Polar integration - Length and Area of curve

[rahuljayanthb]

The area of a polar curve is given by A=(1/2)∫ r² d (theta).
this can be interpreted as δA= ∏r²δ(theta)/2∏ (treating the area element as the area of a sector of a circle with angle δ(theta).)
taking limit of δ(theta)→0,
dA= [STRIKE]∏[/STRIKE]r² d(theta)/2[STRIKE]∏[/STRIKE]=1/2 (r²d(theta) )
there fore A=1/2∫r² d(theta).

By the same logic, shouldn't length of a polar curve be L=∫[STRIKE]2∏[/STRIKE]r d(theta)/[STRIKE]2∏[/STRIKE]=∫r d(theta)?

the actual equation for curve length is L=∫√(r²+r'²)d(theta).

why is this approach giving me an incorrect equation in the second case but a correct one in the first?

ps. the equation for length of a curve can also be derived by partially differentiating the equation for area by r: ∂A/∂r=L. This is again consistent with looking at length of a curve as the rate of change of area.

 

[arildno]

The length of a curve is not, in general, the rate of change of the area.

As a simple example, the circumference of a square is 4l, whereas the area is l^2

 

[rahuljayanthb]

but where is the derivation of the length of curve wrong?

 

[arildno]

It violates the Pythagorean theorem, for example.

You have, differentially, that the curve length ds equals:
ds=\sqrt{(dr)^{2}+(rd\theta)^{2}}

 

[rahuljayanthb]

but i am treating every length element of the curve as a part of a circle of appropriate radius. so i am treating the curve as a conglomerate of numerous circular elements just in the area derivation.

 

[arildno]

well, but that is precisely what you cannot do.
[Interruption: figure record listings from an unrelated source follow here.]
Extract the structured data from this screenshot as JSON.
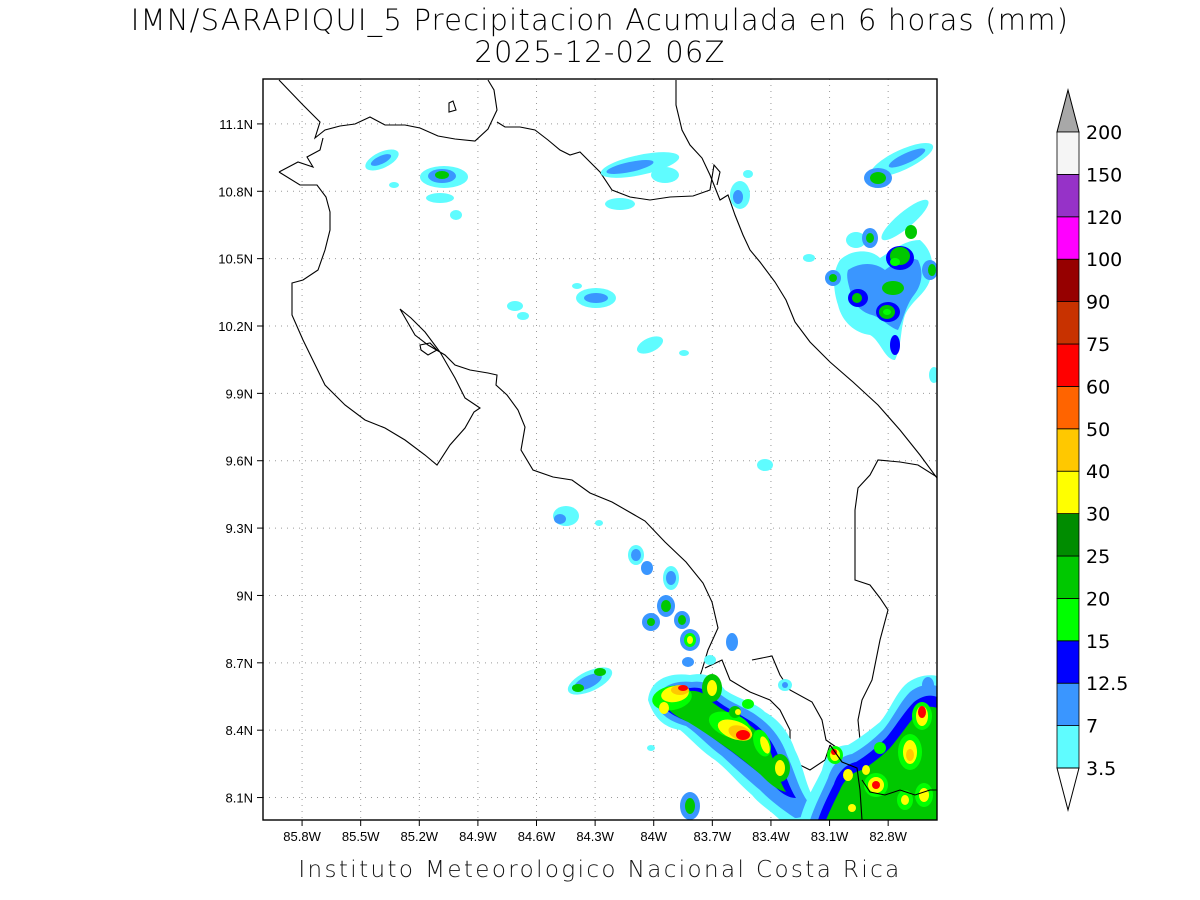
{
  "title": "IMN/SARAPIQUI_5 Precipitacion Acumulada en 6 horas (mm)",
  "subtitle": "2025-12-02 06Z",
  "footer": "Instituto Meteorologico Nacional Costa Rica",
  "map": {
    "lon_range": [
      -86.0,
      -82.55
    ],
    "lat_range": [
      8.0,
      11.3
    ],
    "x_ticks": [
      "85.8W",
      "85.5W",
      "85.2W",
      "84.9W",
      "84.6W",
      "84.3W",
      "84W",
      "83.7W",
      "83.4W",
      "83.1W",
      "82.8W"
    ],
    "x_tick_values": [
      -85.8,
      -85.5,
      -85.2,
      -84.9,
      -84.6,
      -84.3,
      -84.0,
      -83.7,
      -83.4,
      -83.1,
      -82.8
    ],
    "y_ticks": [
      "8.1N",
      "8.4N",
      "8.7N",
      "9N",
      "9.3N",
      "9.6N",
      "9.9N",
      "10.2N",
      "10.5N",
      "10.8N",
      "11.1N"
    ],
    "y_tick_values": [
      8.1,
      8.4,
      8.7,
      9.0,
      9.3,
      9.6,
      9.9,
      10.2,
      10.5,
      10.8,
      11.1
    ],
    "grid": true
  },
  "colorbar": {
    "levels": [
      "3.5",
      "7",
      "12.5",
      "15",
      "20",
      "25",
      "30",
      "40",
      "50",
      "60",
      "75",
      "90",
      "100",
      "120",
      "150",
      "200"
    ],
    "colors": [
      "#5ffcff",
      "#3a96ff",
      "#0000ff",
      "#00ff00",
      "#00c800",
      "#008c00",
      "#ffff00",
      "#ffc800",
      "#ff6400",
      "#ff0000",
      "#c83200",
      "#960000",
      "#ff00ff",
      "#9632c8",
      "#f5f5f5"
    ],
    "over_color": "#a8a8a8"
  }
}
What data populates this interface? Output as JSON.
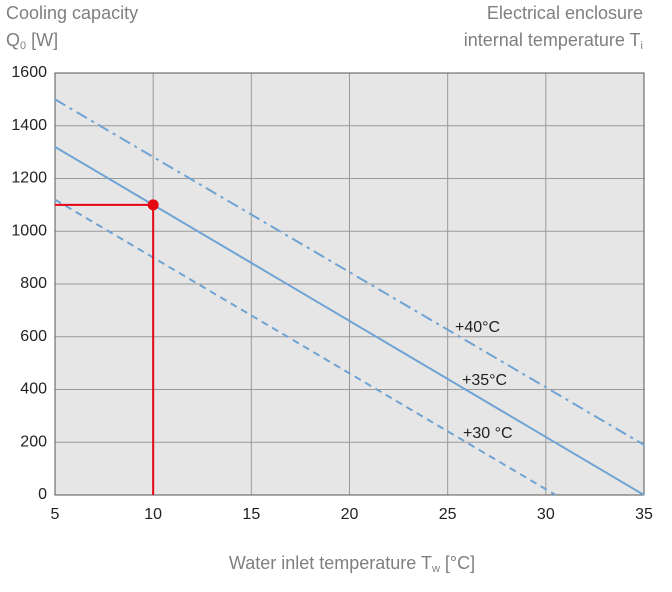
{
  "chart_data": {
    "type": "line",
    "y_title_line1": "Cooling capacity",
    "y_title_line2": {
      "main": "Q",
      "sub": "0",
      "rest": " [W]"
    },
    "legend_title_line1": "Electrical enclosure",
    "legend_title_line2": {
      "main": "internal temperature T",
      "sub": "i"
    },
    "x_title": {
      "main": "Water inlet temperature T",
      "sub": "w",
      "rest": " [°C]"
    },
    "xlim": [
      5,
      35
    ],
    "ylim": [
      0,
      1600
    ],
    "xticks": [
      5,
      10,
      15,
      20,
      25,
      30,
      35
    ],
    "yticks": [
      0,
      200,
      400,
      600,
      800,
      1000,
      1200,
      1400,
      1600
    ],
    "grid": true,
    "series": [
      {
        "name": "+40°C",
        "color": "#6fa3d3",
        "dash": "dashdot",
        "x": [
          5,
          35
        ],
        "values": [
          1500,
          190
        ]
      },
      {
        "name": "+35°C",
        "color": "#6fa3d3",
        "dash": "solid",
        "x": [
          5,
          35
        ],
        "values": [
          1320,
          0
        ]
      },
      {
        "name": "+30 °C",
        "color": "#6fa3d3",
        "dash": "dashed",
        "x": [
          5,
          30.5
        ],
        "values": [
          1120,
          0
        ]
      }
    ],
    "point": {
      "x": 10,
      "y": 1100,
      "color": "#e30613"
    }
  }
}
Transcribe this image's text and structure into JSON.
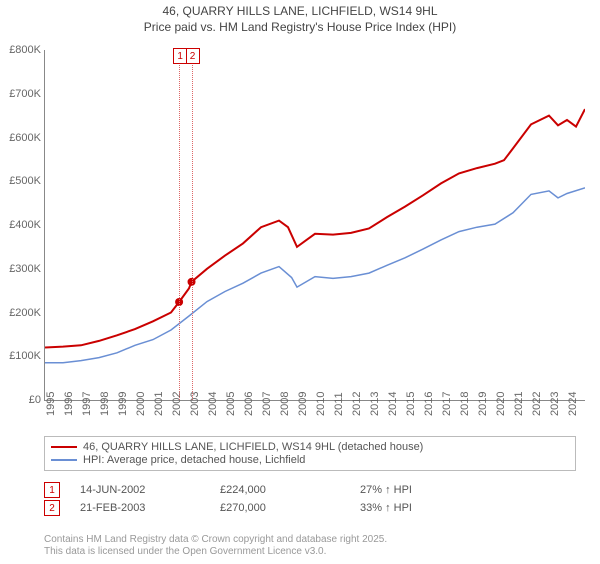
{
  "title_line1": "46, QUARRY HILLS LANE, LICHFIELD, WS14 9HL",
  "title_line2": "Price paid vs. HM Land Registry's House Price Index (HPI)",
  "chart": {
    "type": "line",
    "x_min": 1995,
    "x_max": 2025,
    "xticks": [
      1995,
      1996,
      1997,
      1998,
      1999,
      2000,
      2001,
      2002,
      2003,
      2004,
      2005,
      2006,
      2007,
      2008,
      2009,
      2010,
      2011,
      2012,
      2013,
      2014,
      2015,
      2016,
      2017,
      2018,
      2019,
      2020,
      2021,
      2022,
      2023,
      2024
    ],
    "y_min": 0,
    "y_max": 800000,
    "yticks": [
      0,
      100000,
      200000,
      300000,
      400000,
      500000,
      600000,
      700000,
      800000
    ],
    "ytick_labels": [
      "£0",
      "£100K",
      "£200K",
      "£300K",
      "£400K",
      "£500K",
      "£600K",
      "£700K",
      "£800K"
    ],
    "series": [
      {
        "name": "price_paid",
        "color": "#ca0000",
        "width": 2,
        "points": [
          [
            1995,
            120000
          ],
          [
            1996,
            122000
          ],
          [
            1997,
            125000
          ],
          [
            1998,
            135000
          ],
          [
            1999,
            148000
          ],
          [
            2000,
            162000
          ],
          [
            2001,
            180000
          ],
          [
            2002,
            200000
          ],
          [
            2002.45,
            224000
          ],
          [
            2003,
            255000
          ],
          [
            2003.14,
            270000
          ],
          [
            2004,
            300000
          ],
          [
            2005,
            330000
          ],
          [
            2006,
            358000
          ],
          [
            2007,
            395000
          ],
          [
            2008,
            410000
          ],
          [
            2008.5,
            395000
          ],
          [
            2009,
            350000
          ],
          [
            2009.5,
            365000
          ],
          [
            2010,
            380000
          ],
          [
            2011,
            378000
          ],
          [
            2012,
            382000
          ],
          [
            2013,
            392000
          ],
          [
            2014,
            418000
          ],
          [
            2015,
            442000
          ],
          [
            2016,
            468000
          ],
          [
            2017,
            495000
          ],
          [
            2018,
            518000
          ],
          [
            2019,
            530000
          ],
          [
            2020,
            540000
          ],
          [
            2020.5,
            548000
          ],
          [
            2021,
            575000
          ],
          [
            2022,
            630000
          ],
          [
            2023,
            650000
          ],
          [
            2023.5,
            628000
          ],
          [
            2024,
            640000
          ],
          [
            2024.5,
            625000
          ],
          [
            2025,
            665000
          ]
        ]
      },
      {
        "name": "hpi",
        "color": "#6a8fd4",
        "width": 1.5,
        "points": [
          [
            1995,
            85000
          ],
          [
            1996,
            85000
          ],
          [
            1997,
            90000
          ],
          [
            1998,
            97000
          ],
          [
            1999,
            108000
          ],
          [
            2000,
            125000
          ],
          [
            2001,
            138000
          ],
          [
            2002,
            160000
          ],
          [
            2003,
            192000
          ],
          [
            2004,
            225000
          ],
          [
            2005,
            248000
          ],
          [
            2006,
            267000
          ],
          [
            2007,
            290000
          ],
          [
            2008,
            305000
          ],
          [
            2008.7,
            280000
          ],
          [
            2009,
            258000
          ],
          [
            2009.5,
            270000
          ],
          [
            2010,
            282000
          ],
          [
            2011,
            278000
          ],
          [
            2012,
            282000
          ],
          [
            2013,
            290000
          ],
          [
            2014,
            308000
          ],
          [
            2015,
            325000
          ],
          [
            2016,
            345000
          ],
          [
            2017,
            366000
          ],
          [
            2018,
            385000
          ],
          [
            2019,
            395000
          ],
          [
            2020,
            402000
          ],
          [
            2021,
            428000
          ],
          [
            2022,
            470000
          ],
          [
            2023,
            478000
          ],
          [
            2023.5,
            462000
          ],
          [
            2024,
            472000
          ],
          [
            2025,
            485000
          ]
        ]
      }
    ],
    "markers": [
      {
        "idx": "1",
        "x": 2002.45,
        "y": 224000
      },
      {
        "idx": "2",
        "x": 2003.14,
        "y": 270000
      }
    ],
    "annotation_boxes": [
      {
        "label": "1",
        "x": 2002.45
      },
      {
        "label": "2",
        "x": 2003.14
      }
    ]
  },
  "legend": [
    {
      "color": "#ca0000",
      "label": "46, QUARRY HILLS LANE, LICHFIELD, WS14 9HL (detached house)"
    },
    {
      "color": "#6a8fd4",
      "label": "HPI: Average price, detached house, Lichfield"
    }
  ],
  "transactions": [
    {
      "idx": "1",
      "date": "14-JUN-2002",
      "price": "£224,000",
      "delta": "27% ↑ HPI"
    },
    {
      "idx": "2",
      "date": "21-FEB-2003",
      "price": "£270,000",
      "delta": "33% ↑ HPI"
    }
  ],
  "footer_line1": "Contains HM Land Registry data © Crown copyright and database right 2025.",
  "footer_line2": "This data is licensed under the Open Government Licence v3.0."
}
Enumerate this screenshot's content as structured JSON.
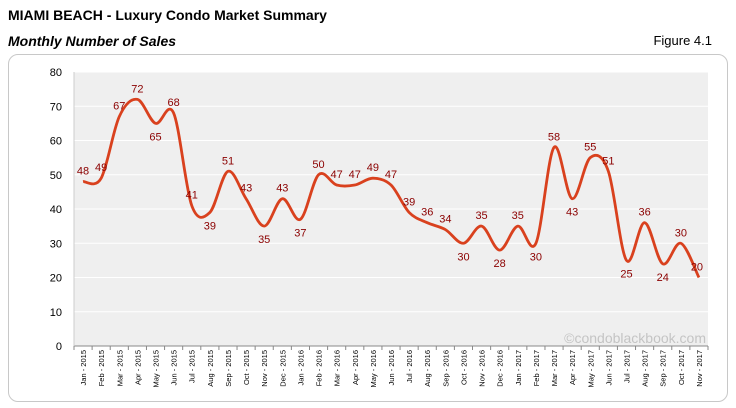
{
  "header": {
    "title": "MIAMI BEACH - Luxury Condo Market Summary",
    "subtitle": "Monthly Number of Sales",
    "figure_label": "Figure 4.1"
  },
  "watermark": "©condoblackbook.com",
  "colors": {
    "line": "#d9411e",
    "data_label": "#8b0000",
    "plot_bg": "#efefef",
    "grid": "#ffffff"
  },
  "chart_data": {
    "type": "line",
    "title": "",
    "xlabel": "",
    "ylabel": "",
    "ylim": [
      0,
      80
    ],
    "yticks": [
      0,
      10,
      20,
      30,
      40,
      50,
      60,
      70,
      80
    ],
    "grid": true,
    "legend": "none",
    "categories": [
      "Jan - 2015",
      "Feb - 2015",
      "Mar - 2015",
      "Apr - 2015",
      "May - 2015",
      "Jun - 2015",
      "Jul - 2015",
      "Aug - 2015",
      "Sep - 2015",
      "Oct - 2015",
      "Nov - 2015",
      "Dec - 2015",
      "Jan - 2016",
      "Feb - 2016",
      "Mar - 2016",
      "Apr - 2016",
      "May - 2016",
      "Jun - 2016",
      "Jul - 2016",
      "Aug - 2016",
      "Sep - 2016",
      "Oct - 2016",
      "Nov - 2016",
      "Dec - 2016",
      "Jan - 2017",
      "Feb - 2017",
      "Mar - 2017",
      "Apr - 2017",
      "May - 2017",
      "Jun - 2017",
      "Jul - 2017",
      "Aug - 2017",
      "Sep - 2017",
      "Oct - 2017",
      "Nov - 2017"
    ],
    "values": [
      48,
      49,
      67,
      72,
      65,
      68,
      41,
      39,
      51,
      43,
      35,
      43,
      37,
      50,
      47,
      47,
      49,
      47,
      39,
      36,
      34,
      30,
      35,
      28,
      35,
      30,
      58,
      43,
      55,
      51,
      25,
      36,
      24,
      30,
      20
    ]
  }
}
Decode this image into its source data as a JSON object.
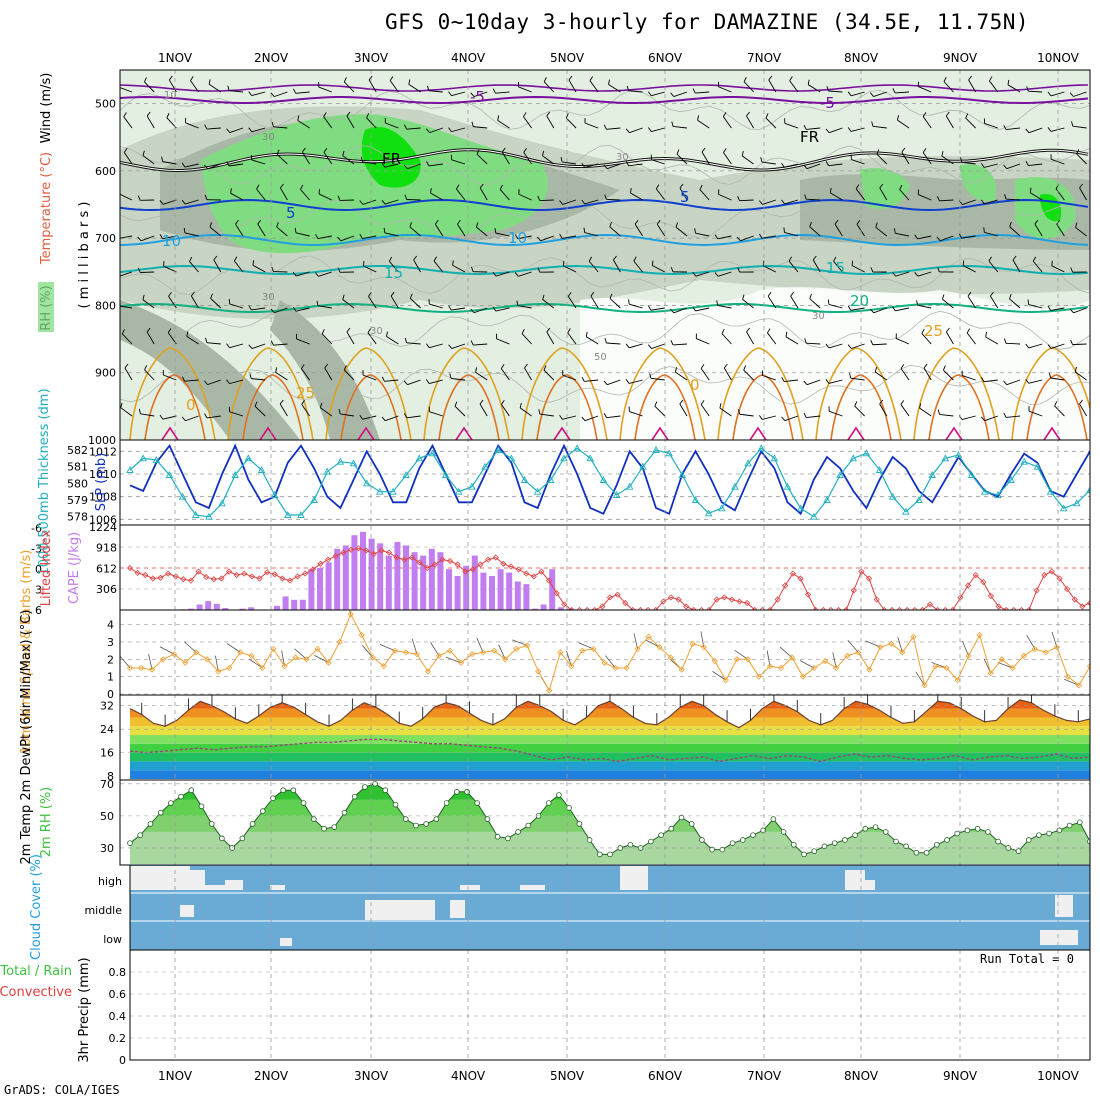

For areas, deviations from area of the circular section are negligible relative to the area for the circular section, while a similar negligibility is not present for the CURVE.

Basically, the reason why this works for areas is that an area of "tiny*tiny" can be neglated relative to "tiny", while for curves "tiny" can't be neglected relative to.."tiny"

 

[vanhees71]

Ok, what you consider here is a curve parametrized with the polar angle \theta of polar coordinates in a plane. Your position vector reads
\vec{r}=\vec{r}(\theta)=r(\theta) \hat{r}(\theta).
The arc element is
\mathrm{d} s=|\mathrm{d} \vec{r}|=\mathrm{d} \theta|r' \hat{r}+r \partial_{\theta} \hat{r}|=\mathrm{d} \theta \sqrt{r^2 +(r')^2},
which indeed shows that your assumption about \mathrm{d} s is wrong and the "actual equation" is right.

The area is another thing. Your formula gives the area swept out by the above radius vector. This area is thus parametrized by
\vec{r}(\lambda,\theta)=\lambda r(\theta) \hat{r}(\theta)
with \lambda \in [0,1]. The area element is
\mathrm{d} F=\mathrm{d} \lambda \mathrm{d} \theta |\partial_\lambda \vec{r} \times \partial_{\theta} \vec{r}|=\mathrm{d} \lambda \mathrm{d} \theta |\vec{r}(\theta) \times \partial_{\theta} \vec{r}|=\mathrm{d} \lambda \mathrm{d} \theta \lambda r^2(\theta) |\hat{r} \times \hat{\theta}|=\lambda r^2(\theta).
The total area swept out by the radius vector from angle \theta_1 to \theta_2 thus is
F=\int_0^{1} \mathrm{d} \lambda \int_{\theta_1}^{\theta_2} \mathrm{d} \theta \; \lambda r^2(\theta)=\frac{1}{2} \int_{\theta_1}^{\theta_2} \mathrm{d} \theta \; r^2(\theta).
As you see, here one component of \partial_{\theta} \vec{r} doesn't contribute, because of the cross product in the formula for the area element!